At adult age, vitamin A-derived retinoic acid has two remarkable roles; it is involved in homeostatic plasticity and in neurogenesis [3, 5, 14, 15]. First, retinoic acid induces molecular and morphological changes in neuronal network, to maintain overall synaptic activity constant, despite synaptic plasticity, a process named homeostatic synaptic plasticity [16]. For this, retinoic acid binds to nuclear RAR and RXR receptors, but evidence suggests that non-genomic mechanisms are also involved [17, 18, 19]. Changes induced by retinoic acid to produce homeostatic plasticity include transcription of synaptic proteins, such as AMPA receptors, but also modulation of neuronal morphology, through outgrowth or retraction of synapse boutons and dendrites.

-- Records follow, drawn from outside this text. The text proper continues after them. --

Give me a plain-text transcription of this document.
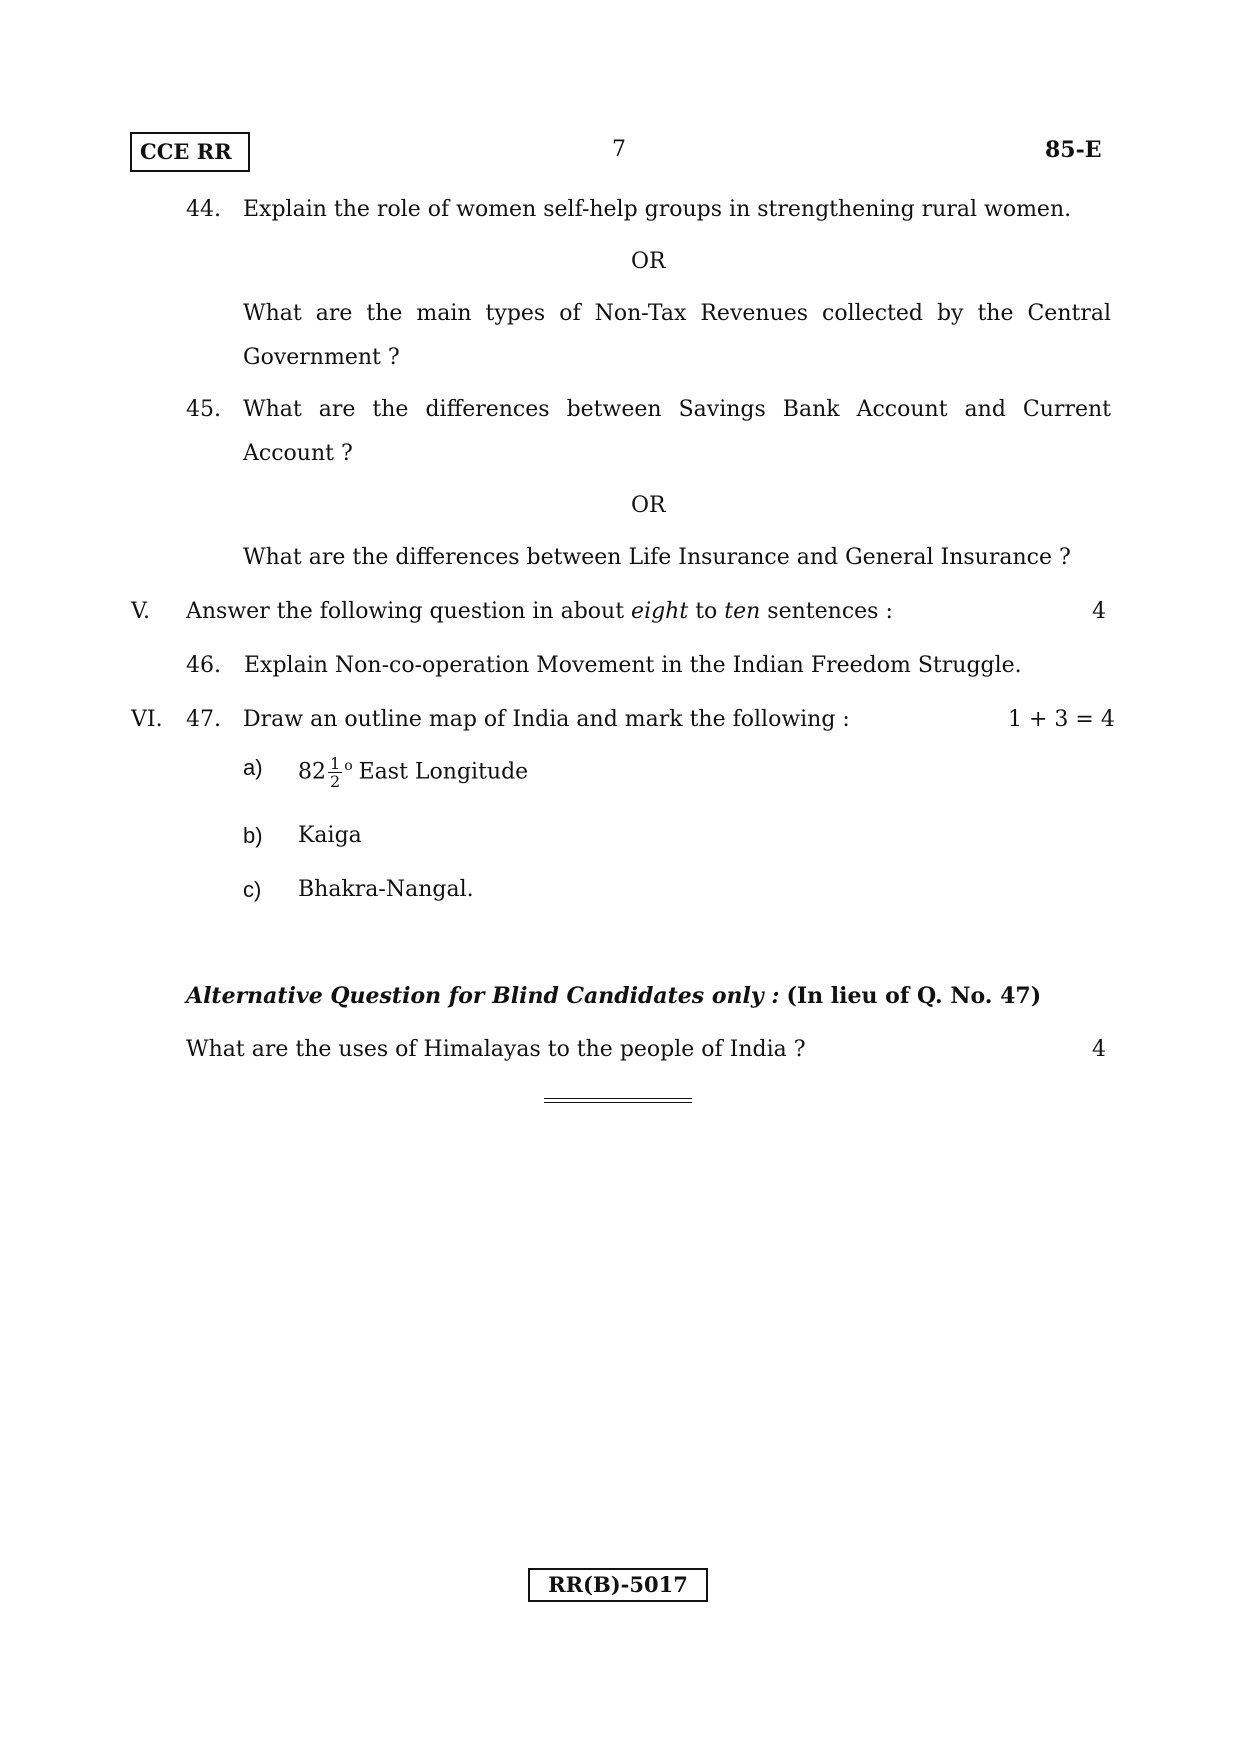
CCE RR	7	85-E
44. Explain the role of women self-help groups in strengthening rural women.
OR
What are the main types of Non-Tax Revenues collected by the Central
Government ?
45. What are the differences between Savings Bank Account and Current
Account ?
OR
What are the differences between Life Insurance and General Insurance ?
V. Answer the following question in about eight to ten sentences :	4
46. Explain Non-co-operation Movement in the Indian Freedom Struggle.
VI. 47. Draw an outline map of India and mark the following :	1 + 3 = 4
a) $82 \frac{1}{2} ^o$ East Longitude
b) Kaiga
c) Bhakra-Nangal.
Alternative Question for Blind Candidates only : (In lieu of Q. No. 47)
What are the uses of Himalayas to the people of India ?	4
RR(B)-5017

Second, retinoic acid controls neurogenesis. In rodent deficient for vitamin A, neurogenesis in the hippocampus is strongly dampened and can be restored by replenishment with vitamin A or derivatives [20, 21, 22, 23]. However, in physiological conditions, retinoic acid applied exogenously can inhibit neurogenesis in the hippocampus and facilitate cell differentiation [3]. The apparent discrepancy between physiological and deficient states may be explained by the finely tuned concentration and timing of retinoic acid that is needed for its control of neurogenesis. In the hypothalamus, neurogenesis is highly dynamic to orchestrate circadian rhythms that govern several hypothalamic functions. In this structure, a similar role has been demonstrated for retinoic acid, inhibiting proliferation of cells and thus neurogenesis [5].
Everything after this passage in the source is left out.